Siginyang Saluang Pauah terinspirasi dari Imbauan Saluang  Pauh sebelum masuak kaba. Garitiak dari melodi yang dilahirkan peniup Saluang Pauh seolah-olah menghimbau masyarakat Minangkabau agar menoleh ke belakang sebelum melanjutkan perjalanan sejauh mana berjalan dan jangan lupakan kampung halaman sesuai dengan falsafah Minangkabau “satinggi-tinggi tabang bangau, jatuah ka kubangan juo”.[1]

Nilai

Pesan-pesan yang diurai mengandung nilai pendidikan moral dan sosial kepada masyarakat dan khususnya penonton pertunjukan dendang pauh. Nilai dari pendidikan moral yang disampaikan secara tidak langsung adalah: jangan meniru menciptakan kekacauan dalam pernikahan. Pendidikan sosial juga disampaikan secara tidak langsung: agar derajat anak laki-laki dan perempuan di dalam keluarga adalah setara. Sasaran pendidikan moral dan sosial adalah generasi muda dan generasi muda keluarga. Estetika seni menjadi apresiasi masyarakat yang tinggi terhadap Dendang Pauah yang diwujudkan selama pertunjukan.  Estetika pertunjukan Dendang Saluang melalui karya musik yang diungkapkan dalam setiap irama atau lagu, dimulai dari irama pado-pado, pakok anam, pakok limo, malereang limo, dan lambok Malam.[5]

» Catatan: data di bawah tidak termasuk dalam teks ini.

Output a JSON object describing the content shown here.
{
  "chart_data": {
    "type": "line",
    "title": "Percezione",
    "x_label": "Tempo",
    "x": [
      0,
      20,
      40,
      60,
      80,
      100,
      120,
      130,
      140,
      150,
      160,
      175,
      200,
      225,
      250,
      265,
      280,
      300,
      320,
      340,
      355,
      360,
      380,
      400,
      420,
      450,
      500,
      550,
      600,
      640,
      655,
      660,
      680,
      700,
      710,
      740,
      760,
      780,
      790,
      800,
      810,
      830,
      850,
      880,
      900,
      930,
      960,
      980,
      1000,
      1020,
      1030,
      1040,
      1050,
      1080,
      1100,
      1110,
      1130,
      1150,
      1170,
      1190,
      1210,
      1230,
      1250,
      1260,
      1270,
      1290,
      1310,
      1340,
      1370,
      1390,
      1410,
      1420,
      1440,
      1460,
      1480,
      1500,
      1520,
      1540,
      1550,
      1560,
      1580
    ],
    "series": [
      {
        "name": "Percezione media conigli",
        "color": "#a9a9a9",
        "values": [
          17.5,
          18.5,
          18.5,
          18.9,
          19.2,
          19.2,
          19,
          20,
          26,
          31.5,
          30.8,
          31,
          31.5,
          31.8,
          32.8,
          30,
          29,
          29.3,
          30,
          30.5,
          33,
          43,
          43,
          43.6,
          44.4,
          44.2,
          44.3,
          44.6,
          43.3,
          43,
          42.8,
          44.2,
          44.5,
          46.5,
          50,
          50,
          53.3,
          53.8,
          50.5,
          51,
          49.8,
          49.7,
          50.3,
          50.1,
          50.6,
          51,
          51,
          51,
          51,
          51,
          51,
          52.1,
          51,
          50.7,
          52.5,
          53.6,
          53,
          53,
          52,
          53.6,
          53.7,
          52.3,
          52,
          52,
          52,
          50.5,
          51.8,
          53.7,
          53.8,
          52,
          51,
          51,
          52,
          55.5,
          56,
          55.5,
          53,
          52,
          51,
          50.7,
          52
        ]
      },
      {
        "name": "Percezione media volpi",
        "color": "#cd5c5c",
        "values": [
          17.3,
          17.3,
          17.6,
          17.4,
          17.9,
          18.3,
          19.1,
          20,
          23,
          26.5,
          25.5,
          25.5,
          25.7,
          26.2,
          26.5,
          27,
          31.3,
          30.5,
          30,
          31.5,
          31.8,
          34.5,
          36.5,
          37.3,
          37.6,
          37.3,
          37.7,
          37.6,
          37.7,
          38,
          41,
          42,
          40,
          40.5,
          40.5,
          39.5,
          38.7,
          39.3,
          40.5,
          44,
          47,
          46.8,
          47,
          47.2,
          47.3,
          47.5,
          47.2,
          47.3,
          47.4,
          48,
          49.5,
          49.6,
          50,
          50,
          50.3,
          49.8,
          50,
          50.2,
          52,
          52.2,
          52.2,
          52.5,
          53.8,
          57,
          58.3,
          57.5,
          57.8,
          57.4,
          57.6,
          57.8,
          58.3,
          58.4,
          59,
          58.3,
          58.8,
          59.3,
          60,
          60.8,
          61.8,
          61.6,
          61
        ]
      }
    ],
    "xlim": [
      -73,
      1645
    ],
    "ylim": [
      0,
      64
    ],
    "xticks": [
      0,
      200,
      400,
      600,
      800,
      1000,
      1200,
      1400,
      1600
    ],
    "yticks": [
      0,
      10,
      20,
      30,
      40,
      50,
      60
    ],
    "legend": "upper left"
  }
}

Nilai dan fungsi Saluang Pauah sendiri adalah sebagai penyampaian nasehat-nasehat orang tua kepada anak-anaknya, karena dendangan dalam permainan Saluang Pauah berisi himbauan dan nasehat kehidupan. Saluang Pauah juga bermakna sebagai media hiburan, dimana masyarakat yang melakukan hajatan dapat memberikan selingan kepada tamu undangan yang hadir. Selain itu, Saluang Pauah sebagai momentum silaturrahmi keluarga maupun masyarakat sekitar. Cerita-cerita yang ada di Saluang Pauah menceritakan tentang kehidupan nyata yang terjadi pada lingkungan sekitar dan juga peristiwa di nagari-nagari lain yang menceritakan peristiwa kehidupan masyarakatnya, yang bertujuan mengantarkan pesan dan nasehat kehidupan. Cerita yang didengarkan selalu dikondisikan dengan situasi keadaan dimana Saluang Pauah ini dimainkan, namun cerita yang akan di dengarkan telah dipersiapkan jauh hari sebelum ditampilkan. Cerita yang dimainkan tidak hanya menampilkan dari satu permintaan akan tetapi mengumpulkan beberapa permintaan lalu dikembangkan menjadi sebuah syair. Biasanya pendendang akan mencari pantun terlebih dahulu dan dikembangkan menjadi sebuah dendang.[3]

Rujukan

  1. ^ a b c Nazrita, Azura Yenli; Andriana, Messy (2022). "Siginyang Saluang Pauh dalam Menembus Perkampungan Seni di Kota Padang". Gondang: Jurnal Seni dan Budaya. 6 (1): 148–161. 
  2. ^ a b c d Purnomo, Tri Wahyu; Aulia, Sri Mustika (2020). "Kajian Organologi Alat Musik Saluang Pauh Buatan Zulmasdi di Kota Padang". Gondang: Jurnal Seni dan Budaya. 4 (1): 28–37. 
  3. ^ a b "OPK". sidadok.disbud.sumbarprov.go.id. Diakses tanggal 2024-04-02. 
  4. ^ Wardana, Eka Putri (2013). "Pewarisan Keseniang Saluang Pauah di Kecamatan Pauah Kota Padang". E-Journal Sendratasik FBS Universitas Negeri Padang. 2 (1): 64–74. 
  5. ^ Lumbantorusan, Caecilia Trisania (2022). "Educational Values on Dendang Saluang Pauah in the Life of the Kuranji Community, Padang City". Tonika: Jurnal Penelitian dan Pengkajian Seni. 5 (1): 14–29.